Lenders Asking Every Question in the Book

I've been reading for months about how lenders have become nitpicky in the extreme when it's time to approve a mortgage loan. Gone are the days when a home buyer could prequalify and be assured that the rest would be smooth sailing.

But there's a difference between reading about something and living it. And having just bought a home -- the second one I've owned (gotta sell that first one now) -- I can say I've lived the mortgage applicant's experience in painful sensurround.

Maybe I was naive, but I thought having a great credit score (the legacy of having been insanely frugal even before it was chic) and making a big down payment would protect me from some of the most suspicious lender queries. Wrong.

First off, they wanted to know where every cent of money was coming from, apparently to make sure we weren't disguising any other loans from friends or family. An investment account? Ok, then how did that large-ish deposit get there? A transfer from my personal checking account? Let's see the bank statement. Getting gifts from parents? Better provide not only a gift letter and proof that they really have the money, but proof that it was in their account for at least ninety days, lest Mom and Dad have been borrowing money from someone else! (Mom and Dad, for the record, were not amused.)

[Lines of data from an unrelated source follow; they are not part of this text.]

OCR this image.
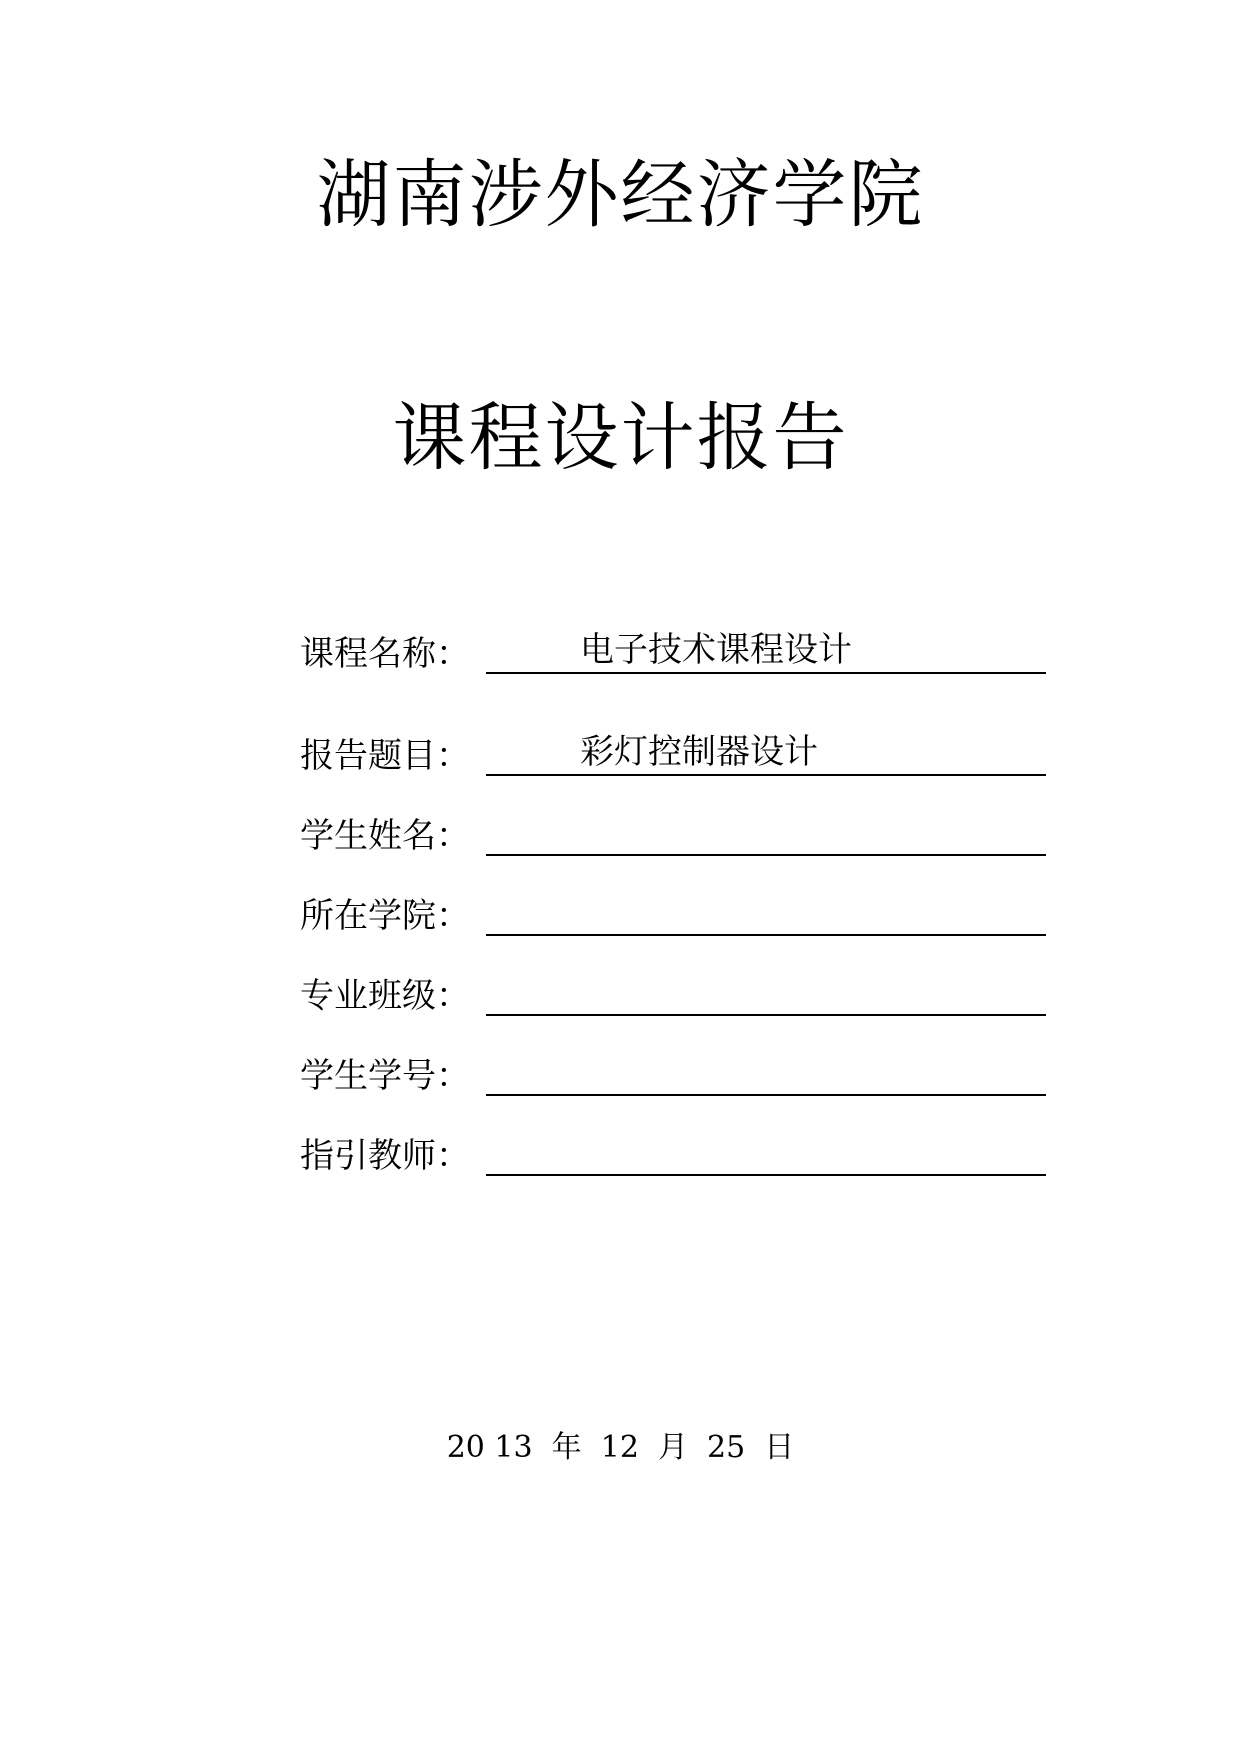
湖南涉外经济学院
课程设计报告
课程名称：	电子技术课程设计
报告题目：	彩灯控制器设计
学生姓名：
所在学院：
专业班级：
学生学号：
指引教师：
20 13  年  12  月  25  日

Then they called my employer so often to ask whether I was still working there that the H.R. Director practically begged for mercy.

But here's the one that still has me in a state of mystification. Our lender -- and this is a big established bank, by the way -- wanted a signed letter from us explaining why we were moving a mere 1.24 miles from our previous residence. Huh? The obvious fact that the new house has one more bedroom, one more bathroom, and is in a nicer neighborhood didn't occur to them? Is there something inherently suspicious about moving within the same city? (I'm just happy I don't have to switch dentists.) And if there were some nefarious reason for such a switch (which my imagination has still failed to come up with), would I be dumb enough to say it in a letter in which I could -- and did -- explain that we wanted the extra space?

 But, all's well that ends well (I hope). The loan was approved, and I can move onto dealing with the other craziness of moving and selling . . . more on that to come.